Begitu Mulut saya bersitegang dengan emosi saya di tempat fotokopian itu. Janji selesai tanggal 9, lantas diundur tanggal 10. Eh malah bilang tertinggal di ciputat. Emosi yang saya redam langsung menjadi penyakit. Ngomong-ngomong, sebelumnya saya juga sedang tidak enak badan. Sakit saya pun keluar semua ketika emosi yang saya tahan memuncak.

“Mas, jam 8 ya. Saya jemput dulu. Macet”

Ucap bapak-bapak separu baya yang mengurusi hardcover laporan saya. Ucapan nya itu biasa, tapi ketika dia ucapkan dengan santainya ia menyantap makanan, sedangkan saya sudah menunggu sesuai perjanjian jam 6 pagi, ucapan itu jadi pendongkolan terakbar hari itu. Karena si bapak melihat muka saya yang semakin tidak enak, ia langsung pergi menjemput laporan saya.

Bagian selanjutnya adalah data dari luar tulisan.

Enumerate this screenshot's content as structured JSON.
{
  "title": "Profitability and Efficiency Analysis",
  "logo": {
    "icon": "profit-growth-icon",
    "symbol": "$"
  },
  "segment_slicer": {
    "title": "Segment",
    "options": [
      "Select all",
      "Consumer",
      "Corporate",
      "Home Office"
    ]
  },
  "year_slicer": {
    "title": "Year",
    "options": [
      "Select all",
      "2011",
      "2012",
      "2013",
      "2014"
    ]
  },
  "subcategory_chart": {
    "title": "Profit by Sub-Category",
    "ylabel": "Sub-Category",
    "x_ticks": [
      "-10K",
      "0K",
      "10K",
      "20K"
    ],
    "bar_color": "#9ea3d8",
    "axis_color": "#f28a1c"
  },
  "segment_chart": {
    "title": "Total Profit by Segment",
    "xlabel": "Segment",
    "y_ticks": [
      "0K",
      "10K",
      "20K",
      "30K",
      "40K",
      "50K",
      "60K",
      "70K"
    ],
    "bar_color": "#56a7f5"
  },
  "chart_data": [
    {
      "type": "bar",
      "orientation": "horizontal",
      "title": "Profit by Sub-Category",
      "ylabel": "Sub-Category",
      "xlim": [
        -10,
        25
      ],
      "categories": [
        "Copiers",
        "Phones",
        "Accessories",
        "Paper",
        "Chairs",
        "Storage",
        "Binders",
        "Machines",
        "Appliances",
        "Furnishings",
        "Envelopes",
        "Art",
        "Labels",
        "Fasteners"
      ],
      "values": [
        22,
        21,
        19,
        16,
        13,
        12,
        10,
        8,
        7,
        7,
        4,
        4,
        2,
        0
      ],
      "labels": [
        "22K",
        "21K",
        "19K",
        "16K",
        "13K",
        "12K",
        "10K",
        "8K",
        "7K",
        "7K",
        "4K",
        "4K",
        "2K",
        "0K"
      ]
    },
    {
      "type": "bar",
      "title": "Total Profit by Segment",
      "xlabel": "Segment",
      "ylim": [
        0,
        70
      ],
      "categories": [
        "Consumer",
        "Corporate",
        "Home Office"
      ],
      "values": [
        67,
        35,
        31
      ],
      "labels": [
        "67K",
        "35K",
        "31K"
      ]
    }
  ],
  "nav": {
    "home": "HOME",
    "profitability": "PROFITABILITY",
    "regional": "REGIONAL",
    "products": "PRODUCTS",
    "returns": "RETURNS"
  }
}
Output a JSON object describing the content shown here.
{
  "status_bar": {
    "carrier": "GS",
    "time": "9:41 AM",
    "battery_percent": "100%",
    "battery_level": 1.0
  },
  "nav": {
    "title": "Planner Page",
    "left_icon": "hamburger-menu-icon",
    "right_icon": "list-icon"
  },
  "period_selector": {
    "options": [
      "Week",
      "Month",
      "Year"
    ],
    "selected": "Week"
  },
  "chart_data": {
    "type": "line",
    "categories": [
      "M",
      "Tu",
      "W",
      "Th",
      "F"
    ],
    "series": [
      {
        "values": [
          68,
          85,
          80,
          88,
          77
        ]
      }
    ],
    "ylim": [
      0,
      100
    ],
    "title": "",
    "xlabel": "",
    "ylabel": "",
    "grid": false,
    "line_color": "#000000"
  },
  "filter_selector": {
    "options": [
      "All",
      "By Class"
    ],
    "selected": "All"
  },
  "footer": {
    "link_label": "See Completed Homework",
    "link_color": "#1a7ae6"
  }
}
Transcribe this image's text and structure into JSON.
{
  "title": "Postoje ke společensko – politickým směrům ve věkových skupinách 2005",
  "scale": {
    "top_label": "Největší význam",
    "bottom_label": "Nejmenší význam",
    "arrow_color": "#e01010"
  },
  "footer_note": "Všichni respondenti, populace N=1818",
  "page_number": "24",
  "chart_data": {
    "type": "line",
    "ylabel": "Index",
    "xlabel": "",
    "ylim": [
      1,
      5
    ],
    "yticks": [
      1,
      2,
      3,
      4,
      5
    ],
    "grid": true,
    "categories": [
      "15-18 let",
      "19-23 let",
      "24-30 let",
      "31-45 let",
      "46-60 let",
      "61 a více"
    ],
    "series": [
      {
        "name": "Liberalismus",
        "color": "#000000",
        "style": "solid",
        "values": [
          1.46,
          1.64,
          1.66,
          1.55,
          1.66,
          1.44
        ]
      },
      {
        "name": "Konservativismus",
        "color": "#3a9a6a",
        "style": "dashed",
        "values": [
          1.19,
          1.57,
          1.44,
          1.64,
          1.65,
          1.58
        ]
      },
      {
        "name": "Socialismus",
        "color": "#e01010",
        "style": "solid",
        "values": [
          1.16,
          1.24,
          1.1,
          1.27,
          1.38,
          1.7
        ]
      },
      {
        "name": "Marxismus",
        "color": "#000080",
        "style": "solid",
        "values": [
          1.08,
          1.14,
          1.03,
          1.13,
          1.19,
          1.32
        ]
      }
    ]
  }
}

Alhasil, jam 8.30, saya mendapatkan hardcover laporan saya. Saya hubungi dosen pembimbing saya.

“Pak, maaf. Hardcover saya tadi bermasalah. Ini baru selesai. Saya sudah di STAN pak. Bisa saya ke ruangan bapak?”
“Oh, kamu ini sudah saya tunggu dari tadi. Nanti saja jam 11” (dengan nada yang berbeda)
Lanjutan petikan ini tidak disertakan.